Although Ford was eventually forced to sign a public apology for the articles in 1927, after being sued for libel in federal court by Aaron Sapiro, a Jewish-American activist smeared by his newspaper, he remained an anti-Semite and a favorite of the Nazis. In 1938, Ford accepted the Grand Cross of the German Eagle, the Nazi regime’s highest honor for foreigners, on the occasion of his 75th birthday. The two Nazi diplomats who pinned the medal on his chest also brought a personal message of congratulations from Hitler.
In 1940, Steven Watts recounted in “The People’s Tycoon: Henry Ford and the American Century,” Ford told the automobile editor of The Associated Press that he blamed the Jews, not Hitler, for the war in Europe. “I still think this is a phony war made by the international Jewish bankers,” Ford said, in remarks later reported by the automaker’s former personal secretary.

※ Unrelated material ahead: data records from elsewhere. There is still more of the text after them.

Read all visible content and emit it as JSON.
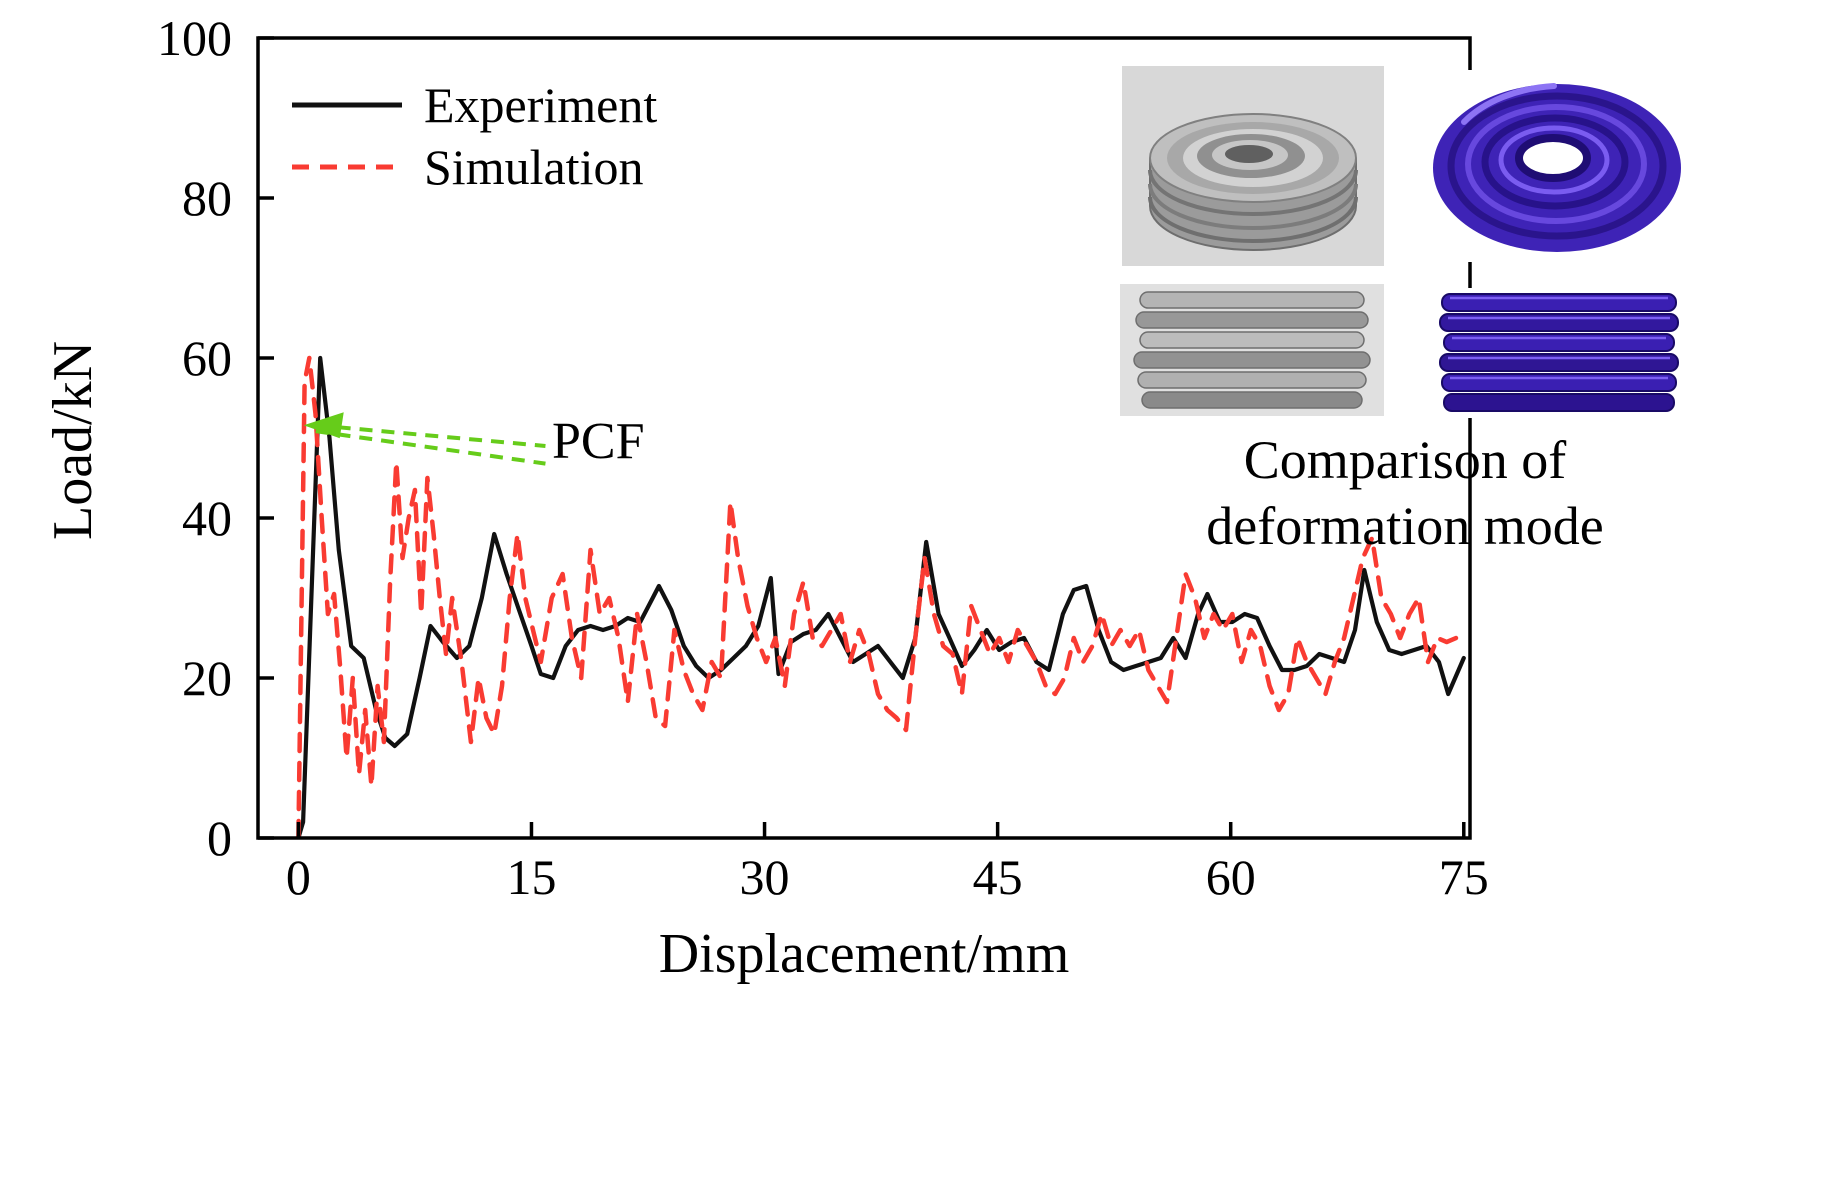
{
  "colors": {
    "experiment": "#111111",
    "simulation": "#f93b32",
    "pcf_arrow": "#66cc1a",
    "axis": "#000000"
  },
  "annotation": {
    "pcf_label": "PCF",
    "tip": [
      0.6,
      51.6
    ],
    "tails": [
      [
        15.9,
        49.0
      ],
      [
        15.9,
        46.8
      ]
    ]
  },
  "inset": {
    "caption_line1": "Comparison of",
    "caption_line2": "deformation mode",
    "tiles": [
      {
        "name": "experiment-top-view-photo",
        "kind": "photograph"
      },
      {
        "name": "simulation-top-view-render",
        "kind": "render"
      },
      {
        "name": "experiment-side-view-photo",
        "kind": "photograph"
      },
      {
        "name": "simulation-side-view-render",
        "kind": "render"
      }
    ]
  },
  "chart_data": {
    "type": "line",
    "title": "",
    "xlabel": "Displacement/mm",
    "ylabel": "Load/kN",
    "xlim": [
      -2.6,
      75.4
    ],
    "ylim": [
      0,
      100
    ],
    "x_ticks": [
      0,
      15,
      30,
      45,
      60,
      75
    ],
    "y_ticks": [
      0,
      20,
      40,
      60,
      80,
      100
    ],
    "grid": false,
    "legend_position": "top-left",
    "series": [
      {
        "name": "Experiment",
        "color": "#111111",
        "style": "solid",
        "points": [
          [
            0,
            0
          ],
          [
            0.3,
            2
          ],
          [
            1.4,
            60
          ],
          [
            2.0,
            50
          ],
          [
            2.6,
            36
          ],
          [
            3.4,
            24
          ],
          [
            4.2,
            22.5
          ],
          [
            5.0,
            16
          ],
          [
            5.6,
            12.5
          ],
          [
            6.2,
            11.5
          ],
          [
            7.0,
            13
          ],
          [
            7.8,
            20
          ],
          [
            8.5,
            26.5
          ],
          [
            9.3,
            24.5
          ],
          [
            10.2,
            22.5
          ],
          [
            11.0,
            24
          ],
          [
            11.8,
            30
          ],
          [
            12.6,
            38
          ],
          [
            13.4,
            33
          ],
          [
            14.2,
            28.5
          ],
          [
            15.0,
            24
          ],
          [
            15.6,
            20.5
          ],
          [
            16.4,
            20
          ],
          [
            17.2,
            24
          ],
          [
            18.0,
            26
          ],
          [
            18.8,
            26.5
          ],
          [
            19.6,
            26
          ],
          [
            20.4,
            26.5
          ],
          [
            21.2,
            27.5
          ],
          [
            22.0,
            27
          ],
          [
            22.8,
            30
          ],
          [
            23.2,
            31.5
          ],
          [
            24.0,
            28.5
          ],
          [
            24.8,
            24
          ],
          [
            25.6,
            21.5
          ],
          [
            26.4,
            20
          ],
          [
            27.2,
            21
          ],
          [
            28.0,
            22.5
          ],
          [
            28.8,
            24
          ],
          [
            29.6,
            26.5
          ],
          [
            30.4,
            32.5
          ],
          [
            30.9,
            20.5
          ],
          [
            31.7,
            24.5
          ],
          [
            32.5,
            25.5
          ],
          [
            33.3,
            26
          ],
          [
            34.1,
            28
          ],
          [
            34.9,
            25
          ],
          [
            35.7,
            22
          ],
          [
            36.5,
            23
          ],
          [
            37.3,
            24
          ],
          [
            38.1,
            22
          ],
          [
            38.9,
            20
          ],
          [
            39.7,
            25
          ],
          [
            40.4,
            37
          ],
          [
            41.2,
            28
          ],
          [
            41.9,
            25
          ],
          [
            42.7,
            21.5
          ],
          [
            43.5,
            23.5
          ],
          [
            44.3,
            26
          ],
          [
            45.1,
            23.5
          ],
          [
            45.9,
            24.5
          ],
          [
            46.7,
            25
          ],
          [
            47.5,
            22
          ],
          [
            48.3,
            21
          ],
          [
            49.2,
            28
          ],
          [
            49.9,
            31
          ],
          [
            50.7,
            31.5
          ],
          [
            51.5,
            26
          ],
          [
            52.3,
            22
          ],
          [
            53.1,
            21
          ],
          [
            53.9,
            21.5
          ],
          [
            54.7,
            22
          ],
          [
            55.5,
            22.5
          ],
          [
            56.3,
            25
          ],
          [
            57.1,
            22.5
          ],
          [
            57.9,
            28
          ],
          [
            58.5,
            30.5
          ],
          [
            59.3,
            27
          ],
          [
            60.1,
            27
          ],
          [
            60.9,
            28
          ],
          [
            61.7,
            27.5
          ],
          [
            62.5,
            24
          ],
          [
            63.3,
            21
          ],
          [
            64.1,
            21
          ],
          [
            64.9,
            21.5
          ],
          [
            65.7,
            23
          ],
          [
            66.5,
            22.5
          ],
          [
            67.3,
            22
          ],
          [
            68.0,
            26
          ],
          [
            68.6,
            33.5
          ],
          [
            69.4,
            27
          ],
          [
            70.2,
            23.5
          ],
          [
            71.0,
            23
          ],
          [
            71.8,
            23.5
          ],
          [
            72.6,
            24
          ],
          [
            73.4,
            22
          ],
          [
            74.0,
            18
          ],
          [
            75,
            22.5
          ]
        ]
      },
      {
        "name": "Simulation",
        "color": "#f93b32",
        "style": "dashed",
        "points": [
          [
            0,
            0
          ],
          [
            0.4,
            57
          ],
          [
            0.7,
            60
          ],
          [
            1.1,
            53
          ],
          [
            1.5,
            40
          ],
          [
            1.9,
            28
          ],
          [
            2.3,
            30.5
          ],
          [
            2.7,
            21
          ],
          [
            3.1,
            10
          ],
          [
            3.5,
            20
          ],
          [
            3.9,
            8
          ],
          [
            4.3,
            16
          ],
          [
            4.7,
            6.5
          ],
          [
            5.1,
            19
          ],
          [
            5.5,
            12
          ],
          [
            5.9,
            32
          ],
          [
            6.3,
            47
          ],
          [
            6.7,
            35
          ],
          [
            7.1,
            40
          ],
          [
            7.5,
            43.5
          ],
          [
            7.9,
            28
          ],
          [
            8.3,
            45
          ],
          [
            8.7,
            38
          ],
          [
            9.1,
            30
          ],
          [
            9.5,
            23
          ],
          [
            9.9,
            30
          ],
          [
            10.5,
            22
          ],
          [
            11.1,
            12
          ],
          [
            11.6,
            20
          ],
          [
            12.1,
            15
          ],
          [
            12.6,
            13
          ],
          [
            13.1,
            19
          ],
          [
            13.6,
            30
          ],
          [
            14.1,
            38
          ],
          [
            14.6,
            30
          ],
          [
            15.1,
            26
          ],
          [
            15.6,
            22
          ],
          [
            16.3,
            30
          ],
          [
            17.0,
            33
          ],
          [
            17.6,
            25
          ],
          [
            18.2,
            20
          ],
          [
            18.8,
            36
          ],
          [
            19.4,
            28
          ],
          [
            20.0,
            30
          ],
          [
            20.6,
            25
          ],
          [
            21.2,
            17
          ],
          [
            21.8,
            28
          ],
          [
            22.4,
            22
          ],
          [
            23.0,
            15
          ],
          [
            23.6,
            14
          ],
          [
            24.2,
            26
          ],
          [
            24.8,
            21
          ],
          [
            25.4,
            18
          ],
          [
            26.0,
            16
          ],
          [
            26.6,
            22
          ],
          [
            27.2,
            20
          ],
          [
            27.8,
            42
          ],
          [
            28.3,
            35
          ],
          [
            28.9,
            29
          ],
          [
            29.5,
            25
          ],
          [
            30.1,
            22
          ],
          [
            30.7,
            25
          ],
          [
            31.3,
            19
          ],
          [
            31.9,
            28
          ],
          [
            32.5,
            32
          ],
          [
            33.1,
            25
          ],
          [
            33.7,
            24
          ],
          [
            34.3,
            26
          ],
          [
            34.9,
            28
          ],
          [
            35.5,
            22
          ],
          [
            36.1,
            26
          ],
          [
            36.7,
            23
          ],
          [
            37.3,
            18
          ],
          [
            37.9,
            16
          ],
          [
            38.5,
            15
          ],
          [
            39.1,
            13.5
          ],
          [
            39.7,
            25
          ],
          [
            40.3,
            35
          ],
          [
            40.9,
            28
          ],
          [
            41.5,
            24
          ],
          [
            42.1,
            23
          ],
          [
            42.7,
            18
          ],
          [
            43.3,
            29
          ],
          [
            43.9,
            26
          ],
          [
            44.5,
            23
          ],
          [
            45.1,
            25
          ],
          [
            45.7,
            22
          ],
          [
            46.3,
            26
          ],
          [
            46.9,
            24
          ],
          [
            47.5,
            22
          ],
          [
            48.1,
            19
          ],
          [
            48.7,
            18
          ],
          [
            49.3,
            20
          ],
          [
            49.9,
            25
          ],
          [
            50.5,
            22
          ],
          [
            51.1,
            24
          ],
          [
            51.7,
            28
          ],
          [
            52.3,
            24
          ],
          [
            52.9,
            26
          ],
          [
            53.5,
            24
          ],
          [
            54.1,
            26
          ],
          [
            54.7,
            21
          ],
          [
            55.3,
            19
          ],
          [
            55.9,
            17
          ],
          [
            56.5,
            25
          ],
          [
            57.1,
            33
          ],
          [
            57.7,
            30
          ],
          [
            58.3,
            25
          ],
          [
            58.9,
            28
          ],
          [
            59.5,
            26
          ],
          [
            60.1,
            28
          ],
          [
            60.7,
            22
          ],
          [
            61.3,
            26
          ],
          [
            61.9,
            24
          ],
          [
            62.5,
            19
          ],
          [
            63.1,
            16
          ],
          [
            63.7,
            18
          ],
          [
            64.3,
            25
          ],
          [
            64.9,
            22
          ],
          [
            65.5,
            20
          ],
          [
            66.1,
            18
          ],
          [
            66.7,
            22
          ],
          [
            67.3,
            25
          ],
          [
            67.9,
            30
          ],
          [
            68.5,
            35
          ],
          [
            69.1,
            37.5
          ],
          [
            69.7,
            30
          ],
          [
            70.3,
            28
          ],
          [
            70.9,
            25
          ],
          [
            71.5,
            28
          ],
          [
            72.1,
            30
          ],
          [
            72.7,
            22
          ],
          [
            73.3,
            25
          ],
          [
            73.9,
            24.5
          ],
          [
            74.5,
            25
          ],
          [
            75,
            24
          ]
        ]
      }
    ]
  }
}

Trump’s praise of Ford on Thursday prompted Jonathan Greenblatt, the chief executive of the Anti-Defamation League, to demand an apology from the president for hailing a man who was “an antisemite and one of America’s staunchest proponents of eugenics.” “If he doesn’t know why,” Greenblatt added, the president should read his organization’s history of Ford’s role as an anti-Jewish propagandist.